The numerical simulations were performed in the Mercury package (Chambers, 1999) including the effects of the type I migration (Paardekooper et al., 2010), eccentricity and inclination damping (Cresswell & Nelson, 2008), gas drag (Adachi et al. 1976) and the pebble accretion (Ormel & Liu, 2018). The dynamical system is composed of Jupiter, the gas disc proposed by Canup & Ward (2002), and 50 embryos.
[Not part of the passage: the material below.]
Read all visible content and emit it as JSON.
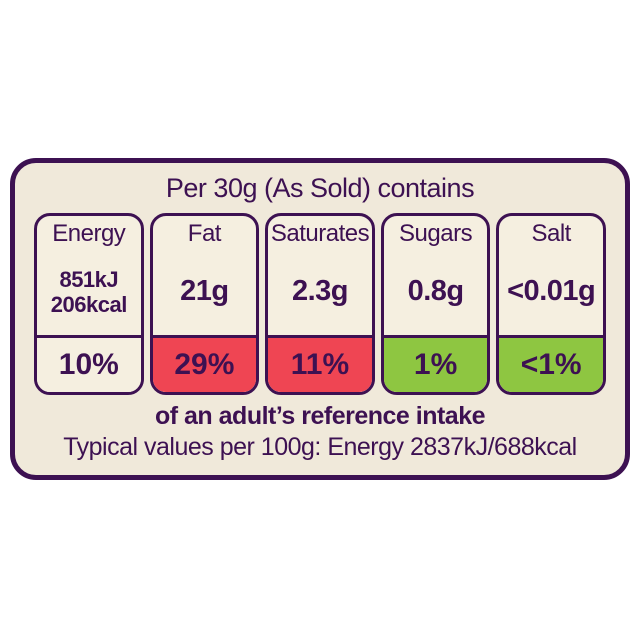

We set the disk decay timescale as τ=1.0 Myears and performed a set of simulations with a pebbles-to-gas ratio of ζ=700, 1000, 2000, and 3000.
We found that the simulations with ζ=2000 gave rise to 4 satellites involved in an 8:4:2:1 MMR chain (the semi-major axes of the three inner ones are similar to the Galileans), the first, second, and last satellite with masses similar to Io, Europa, and Callisto and ice fractions coherent with the real system.
However, these systems also share a Ganymede analog less massive than the real one and satellites in high excited orbits (e ~ 0.1). These results showed that we need to invoke post-gas-dissipation effects as the tidal effect to reduce the eccentricities of the satellites and migrates Callisto outward for its actual position.